Europäische Messgeräterichtlinie MID Messanlagen im eichpflichtigen Verkehr: Ab 2016 Systemzulassung nach MID nötig

Redakteur: Dr. Jörg Kempf

Die europäische Harmonisierung von Normen und Richtlinien geht fast immer mit Unsicherheiten, veränderten Zulassungsmodalitäten und meist einem erhöhten Personalaufwand einher. Auch bei der europäischen Messgeräterichtlinie, der MID, sind noch nicht alle Fragen geklärt. Insbesondere die Messanlagen-Betreiber sind sich der Auswirkungen noch nicht bewusst. Was ist zu beachten?

Anbieter zum Thema

Johannes Krampe, Infracor und Mitglied des Namur-AKs 3.1: „Viele Messanlagenbetreiber sind sich über die möglichen Auswirkungen der Richtlinie nicht bewusst.“ (Bild: Infracor)
Johannes Krampe, Infracor und Mitglied des Namur-AKs 3.1: „Viele Messanlagenbetreiber sind sich über die möglichen Auswirkungen der Richtlinie nicht bewusst.“ (Bild: Infracor)

In der europäischen Messgeräte-Richtlinie (MID-Measurement Instruments Directive) 2004/22/EG, die zum 30. Oktober 2006 in allen Mitgliedstaaten der EU in Kraft getreten ist (hier in deutscher Sprache zum Download), werden die Anforderungen an verschiedene Messgerätearten harmonisiert. Die Prozessindustrie dürfte besonders der Anhang MI-005 interessieren, in dem Messanlagen für die kontinuierliche und dynamische Messung von Mengen von Flüssigkeiten außer Wasser behandelt werden.

Ziel der MID ist die Schaffung eines harmonisierten europäischen Marktes für die in der MID geregelten Geräte oder Systeme im Hinblick auf deren Inverkehrbringung und/oder deren Inbetriebnahme. Eine einheitliche Produktkennzeichnung und die gegenseitige Anerkennung der Konformitätsbescheinigungen sollen zudem den grenzüberschreitenden Handel erleichtern. Ein MID-konformes Gerät lässt sich in jedem EU-Land einsetzen.

In der MID werden die Pflichten des Herstellers, grundlegende Anforderungen an die Geräte oder Systeme, die Konformitätsbewertungsverfahren sowie deren Kennzeichnung beschrieben. Die MID ist jedoch nicht für alles verantwortlich. Nach dem Inverkehrbringen oder der Inbetriebnahme gelten wieder die nationalen Gesetze und Richtlinien (Deutschland: Eichgesetz in Verbindung mit der Eichordnung). Das heißt die Eichgültigkeitsdauern und die Eich- und Verkehrsfehlergrenzen gelten nach nationalem Recht.

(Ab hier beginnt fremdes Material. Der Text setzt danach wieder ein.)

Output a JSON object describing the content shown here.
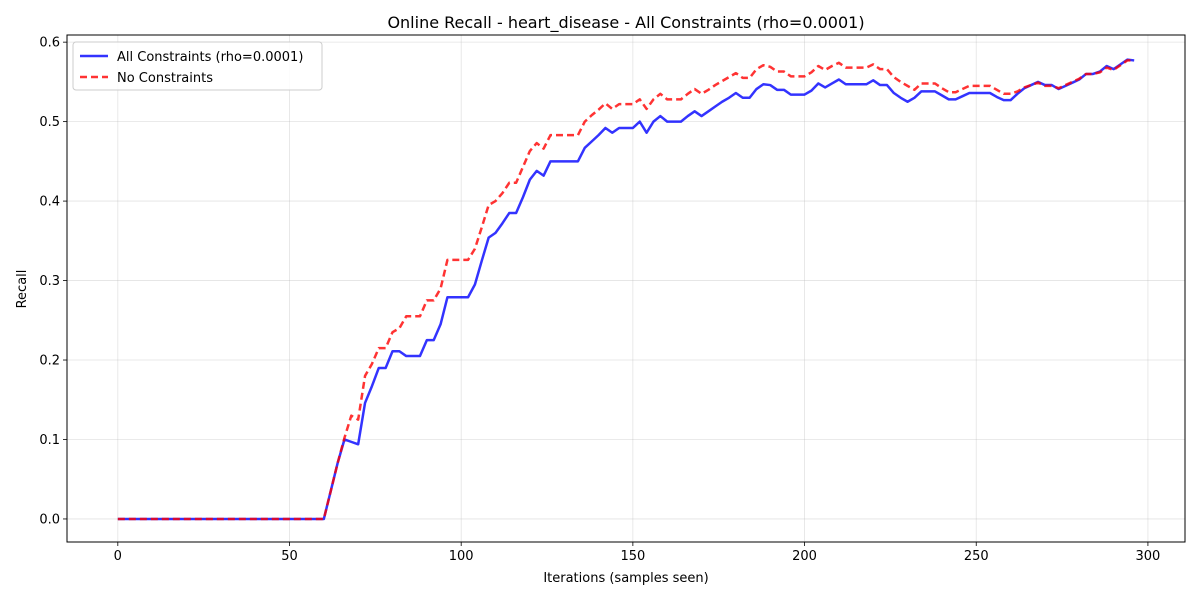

Module für die Konformitätsbewertung

Eine wesentliche Änderung durch die MID besteht darin, dass bei den in der MID genannten Geräten und Systemen die bisherige Ersteichung durch die vom Hersteller wählbaren Konformitätsbewertungsverfahren ersetzt wird.

Die Konformitätsbewertungsverfahren sind nach verschiedenen Modulen aufgebaut, die EU-weit anerkannt sind und unter denen der Hersteller nach den in der MID aufgeführten Zulassungswegen wählen kann. Bei Messanlagen für Flüssigkeiten außer Wasser ist etwa eine Kombination aus der Baumusterprüfung (Modul B) und der messtechnischen Prüfung aller Seriengeräte (Produktprüfung – Modul F) möglich. Diese Verfahren entsprechen im Wesentlichen der bisherigen Kombination von Bauartzulassung und Ersteichung.

Es wäre aber auch die Modulkombination B+D (QM-System für die Produktion) möglich. Dabei verzichtet der Hersteller auf die teilweise aufwändige Produktprüfung aller Seriengeräte durch eine benannte Stelle, indem er seine Qualitätssicherung in der Fertigung durch eine für Modul D benannte Stelle anerkennen und überwachen lässt. Darüber hinaus kann der Hersteller auch eine Einzelprüfung (Modul G) durch eine benannte Stelle oder ein umfassendes QM-System (H1) wählen.